History:  Patient is a 58 year old male with 2 week history of progressive pain in the feet. He has received multiple injections in his feet for heel spurs. The night prior to admission, he noted weakness in his legs and this morning he noted an inability to walk or urinate. Neurological exam demonstrates significant lower extremity weakness and increased deep tendon reflexes. Neurologist initial impression is acute paraplegia most likely due to lumbar/conus tumor or atypical Guillain-Barre syndrome.
SteleRAD-Neurology-1 T2 Sagittal  SteleRAD-Neurology-2 T2 Axial
Radiology:  A stat Thoracic and Lumbar Spine MRI with and without contrast was performed. Image 1 is a midline T2 image demonstrating abnormal signal through the mid and lower spinal cord centrally. Posterior to the cord and to a lesser degree anterior to the cord are numerous hypointense foci. Image 2 is an axial T2 image of the thoracic cord demonstrating the central hyperintensity or edema within the cord with small hypointense foci along the periphery. Sagittal Stir Image3 better demonstrates the extensive abnormal cord signal and the hypointensities along the periphery of the cord. Image 4 is a Post Contrast T1 Fat Sat Sagittal Image demonstrating enhancement of the hypointense extramedullary foci.

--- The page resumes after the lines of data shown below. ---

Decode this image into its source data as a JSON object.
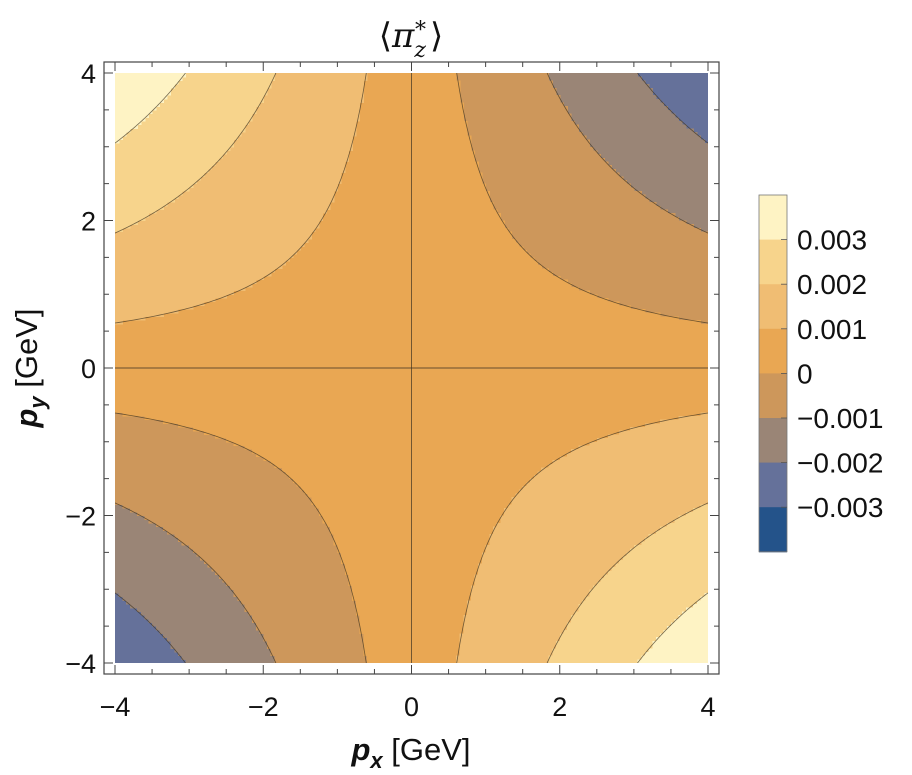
{
  "chart_data": {
    "type": "contour",
    "title": "⟨π_z*⟩",
    "title_parts": {
      "open": "⟨",
      "symbol": "π",
      "sub": "z",
      "sup": "*",
      "close": "⟩"
    },
    "xlabel": {
      "var": "p",
      "sub": "x",
      "unit": " [GeV]"
    },
    "ylabel": {
      "var": "p",
      "sub": "y",
      "unit": " [GeV]"
    },
    "xlim": [
      -4,
      4
    ],
    "ylim": [
      -4,
      4
    ],
    "x_ticks": [
      -4,
      -2,
      0,
      2,
      4
    ],
    "y_ticks": [
      -4,
      -2,
      0,
      2,
      4
    ],
    "x_tick_labels": [
      "−4",
      "−2",
      "0",
      "2",
      "4"
    ],
    "y_tick_labels": [
      "−4",
      "−2",
      "0",
      "2",
      "4"
    ],
    "function": "z = -k * px * py (antisymmetric saddle)",
    "k": 0.000205,
    "contour_levels": [
      -0.0035,
      -0.0025,
      -0.0015,
      -0.0005,
      0.0005,
      0.0015,
      0.0025,
      0.0035
    ],
    "band_colors": [
      "#24538a",
      "#65719a",
      "#9a8576",
      "#cd975b",
      "#e9a753",
      "#f0bd73",
      "#f7d48c",
      "#fef3c4"
    ],
    "legend": {
      "labels": [
        "0.003",
        "0.002",
        "0.001",
        "0",
        "−0.001",
        "−0.002",
        "−0.003"
      ],
      "colors_top_to_bottom": [
        "#fef3c4",
        "#f7d48c",
        "#f0bd73",
        "#e9a753",
        "#cd975b",
        "#9a8576",
        "#65719a",
        "#24538a"
      ]
    }
  }
}
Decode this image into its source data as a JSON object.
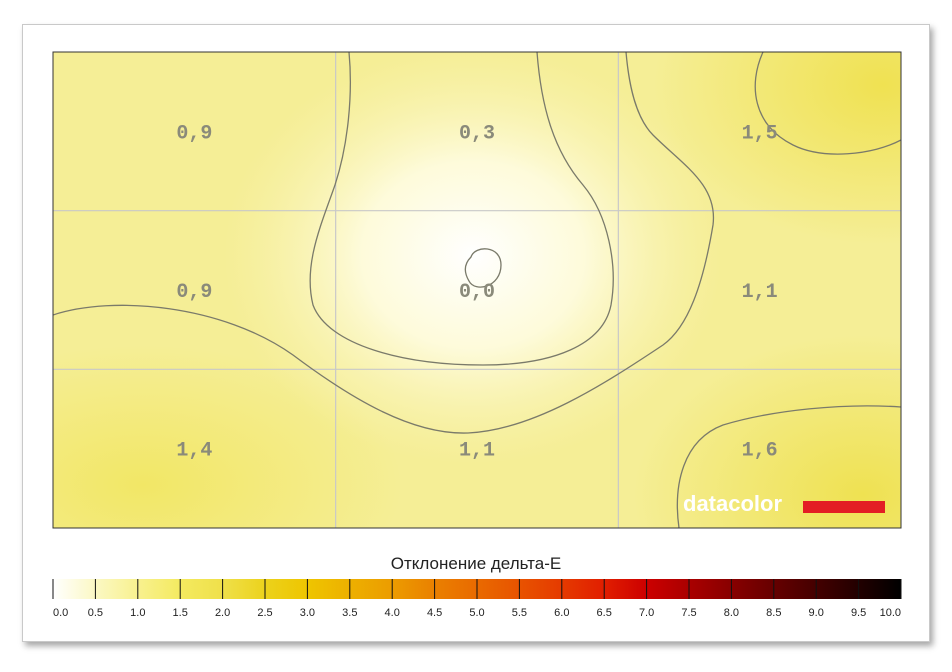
{
  "chart_data": {
    "type": "heatmap",
    "rows": 3,
    "cols": 3,
    "values": [
      [
        "0,9",
        "0,3",
        "1,5"
      ],
      [
        "0,9",
        "0,0",
        "1,1"
      ],
      [
        "1,4",
        "1,1",
        "1,6"
      ]
    ],
    "numeric_values": [
      [
        0.9,
        0.3,
        1.5
      ],
      [
        0.9,
        0.0,
        1.1
      ],
      [
        1.4,
        1.1,
        1.6
      ]
    ],
    "contour_levels": [
      0.1,
      1.0,
      1.5
    ],
    "grid": true,
    "color_scale": {
      "title": "Отклонение дельта-Е",
      "min": 0.0,
      "max": 10.0,
      "tick_labels": [
        "0.0",
        "0.5",
        "1.0",
        "1.5",
        "2.0",
        "2.5",
        "3.0",
        "3.5",
        "4.0",
        "4.5",
        "5.0",
        "5.5",
        "6.0",
        "6.5",
        "7.0",
        "7.5",
        "8.0",
        "8.5",
        "9.0",
        "9.5",
        "10.0"
      ],
      "colors": [
        "#ffffff",
        "#fbf8c4",
        "#f8f18f",
        "#f4ea60",
        "#efe04a",
        "#ecd21c",
        "#eec500",
        "#edb000",
        "#ec9c00",
        "#ea8000",
        "#e96a00",
        "#e85300",
        "#e53a00",
        "#e11e00",
        "#cc0000",
        "#aa0000",
        "#880000",
        "#660000",
        "#440000",
        "#220000",
        "#000000"
      ]
    },
    "brand": {
      "text": "datacolor",
      "bar_color": "#e31e24"
    }
  }
}
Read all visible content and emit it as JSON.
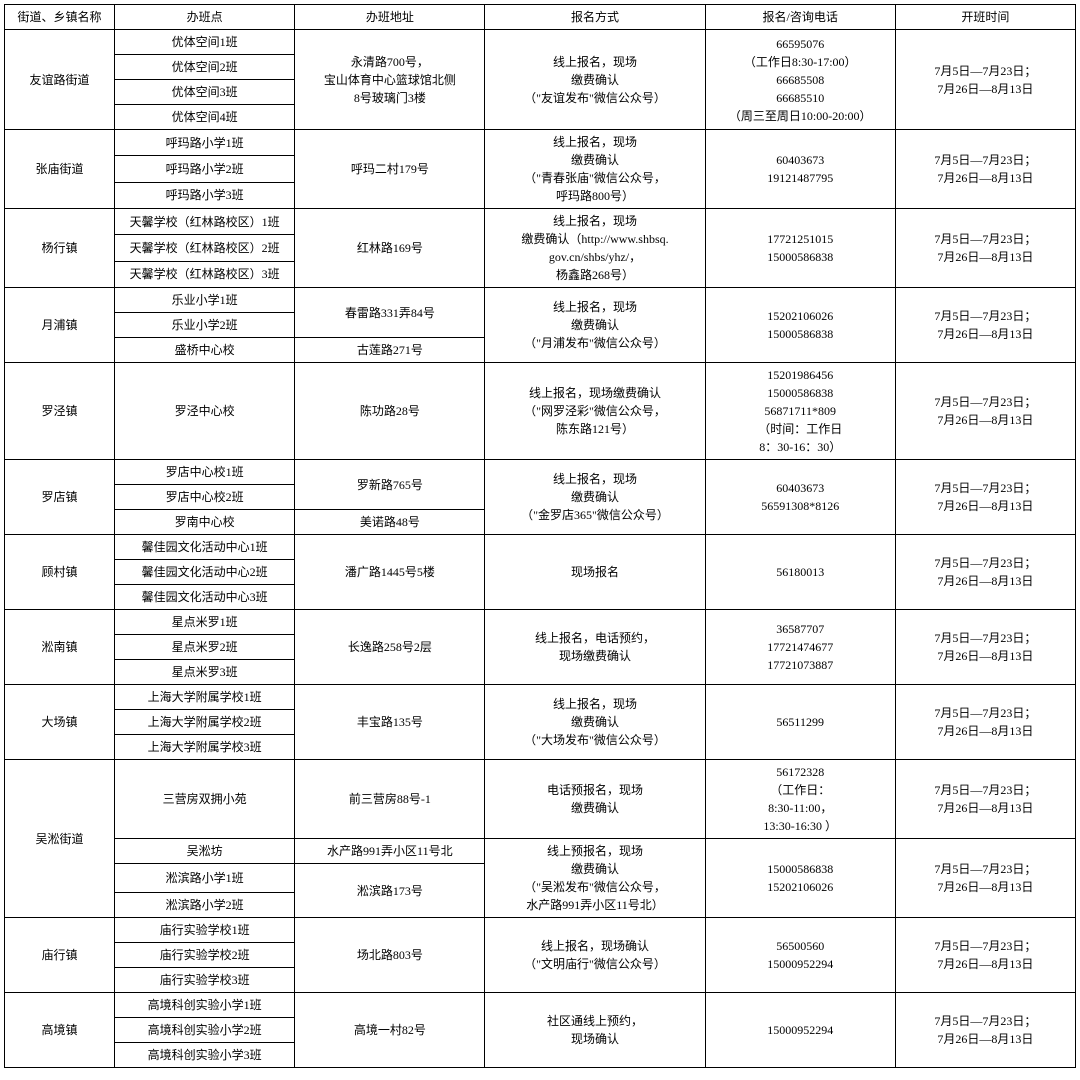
{
  "headers": [
    "街道、乡镇名称",
    "办班点",
    "办班地址",
    "报名方式",
    "报名/咨询电话",
    "开班时间"
  ],
  "common_time": "7月5日—7月23日；\n7月26日—8月13日",
  "groups": [
    {
      "district": "友谊路街道",
      "classes": [
        "优体空间1班",
        "优体空间2班",
        "优体空间3班",
        "优体空间4班"
      ],
      "addresses": [
        "永清路700号，\n宝山体育中心篮球馆北侧\n8号玻璃门3楼"
      ],
      "addr_spans": [
        4
      ],
      "method": "线上报名，现场\n缴费确认\n（\"友谊发布\"微信公众号）",
      "phone": "66595076\n（工作日8:30-17:00）\n66685508\n66685510\n（周三至周日10:00-20:00）"
    },
    {
      "district": "张庙街道",
      "classes": [
        "呼玛路小学1班",
        "呼玛路小学2班",
        "呼玛路小学3班"
      ],
      "addresses": [
        "呼玛二村179号"
      ],
      "addr_spans": [
        3
      ],
      "method": "线上报名，现场\n缴费确认\n（\"青春张庙\"微信公众号，\n呼玛路800号）",
      "phone": "60403673\n19121487795"
    },
    {
      "district": "杨行镇",
      "classes": [
        "天馨学校（红林路校区）1班",
        "天馨学校（红林路校区）2班",
        "天馨学校（红林路校区）3班"
      ],
      "addresses": [
        "红林路169号"
      ],
      "addr_spans": [
        3
      ],
      "method": "线上报名，现场\n缴费确认（http://www.shbsq.\ngov.cn/shbs/yhz/，\n杨鑫路268号）",
      "phone": "17721251015\n15000586838"
    },
    {
      "district": "月浦镇",
      "classes": [
        "乐业小学1班",
        "乐业小学2班",
        "盛桥中心校"
      ],
      "addresses": [
        "春雷路331弄84号",
        "古莲路271号"
      ],
      "addr_spans": [
        2,
        1
      ],
      "method": "线上报名，现场\n缴费确认\n（\"月浦发布\"微信公众号）",
      "phone": "15202106026\n15000586838"
    },
    {
      "district": "罗泾镇",
      "classes": [
        "罗泾中心校"
      ],
      "addresses": [
        "陈功路28号"
      ],
      "addr_spans": [
        1
      ],
      "method": "线上报名，现场缴费确认\n（\"网罗泾彩\"微信公众号，\n陈东路121号）",
      "phone": "15201986456\n15000586838\n56871711*809\n（时间：工作日\n8：30-16：30）"
    },
    {
      "district": "罗店镇",
      "classes": [
        "罗店中心校1班",
        "罗店中心校2班",
        "罗南中心校"
      ],
      "addresses": [
        "罗新路765号",
        "美诺路48号"
      ],
      "addr_spans": [
        2,
        1
      ],
      "method": "线上报名，现场\n缴费确认\n（\"金罗店365\"微信公众号）",
      "phone": "60403673\n56591308*8126"
    },
    {
      "district": "顾村镇",
      "classes": [
        "馨佳园文化活动中心1班",
        "馨佳园文化活动中心2班",
        "馨佳园文化活动中心3班"
      ],
      "addresses": [
        "潘广路1445号5楼"
      ],
      "addr_spans": [
        3
      ],
      "method": "现场报名",
      "phone": "56180013"
    },
    {
      "district": "淞南镇",
      "classes": [
        "星点米罗1班",
        "星点米罗2班",
        "星点米罗3班"
      ],
      "addresses": [
        "长逸路258号2层"
      ],
      "addr_spans": [
        3
      ],
      "method": "线上报名，电话预约，\n现场缴费确认",
      "phone": "36587707\n17721474677\n17721073887"
    },
    {
      "district": "大场镇",
      "classes": [
        "上海大学附属学校1班",
        "上海大学附属学校2班",
        "上海大学附属学校3班"
      ],
      "addresses": [
        "丰宝路135号"
      ],
      "addr_spans": [
        3
      ],
      "method": "线上报名，现场\n缴费确认\n（\"大场发布\"微信公众号）",
      "phone": "56511299"
    },
    {
      "district": "庙行镇",
      "classes": [
        "庙行实验学校1班",
        "庙行实验学校2班",
        "庙行实验学校3班"
      ],
      "addresses": [
        "场北路803号"
      ],
      "addr_spans": [
        3
      ],
      "method": "线上报名，现场确认\n（\"文明庙行\"微信公众号）",
      "phone": "56500560\n15000952294"
    },
    {
      "district": "高境镇",
      "classes": [
        "高境科创实验小学1班",
        "高境科创实验小学2班",
        "高境科创实验小学3班"
      ],
      "addresses": [
        "高境一村82号"
      ],
      "addr_spans": [
        3
      ],
      "method": "社区通线上预约，\n现场确认",
      "phone": "15000952294"
    }
  ],
  "wusong": {
    "district": "吴淞街道",
    "sub1": {
      "class": "三营房双拥小苑",
      "address": "前三营房88号-1",
      "method": "电话预报名，现场\n缴费确认",
      "phone": "56172328\n（工作日：\n8:30-11:00，\n13:30-16:30 ）"
    },
    "sub2": {
      "classes": [
        "吴淞坊",
        "淞滨路小学1班",
        "淞滨路小学2班"
      ],
      "addresses": [
        "水产路991弄小区11号北",
        "淞滨路173号"
      ],
      "addr_spans": [
        1,
        2
      ],
      "method": "线上预报名，现场\n缴费确认\n（\"吴淞发布\"微信公众号，\n水产路991弄小区11号北）",
      "phone": "15000586838\n15202106026"
    }
  }
}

SteleRAD-Neurology-3-STIR Sagittal  SteleRAD-Neurology-Image-4-T1 Post Contrast T1 Axial
Impression:  Spinal Dural Arteriovenous Fistula (SDAVF) or Type 1 AVM
Discussion:  The SDAVF is the most common spinal vascular malformation, resulting from an abnormal connection between the arterial and venous systems within a nerve sleeve. There is then drainage into the low pressure spinal pial veins. Ultimately, a high pressure venous system develops leading to stasis of blood, cord edema, and eventually infarction of the cord termed Subacute Necrotizing Myelopathy. Rarely, hemorrhage may occur. Clinically, most patients present within the 5-6th decade and males are more often affected then females as in this case. Symptoms of lower extremity weakness, sensory abnormalities, and nonradiationg pain occur slowly and progress superiorly from the feet. Treatment is usually via embolization by a neurointerventionalist although sometimes open surgery may be needed.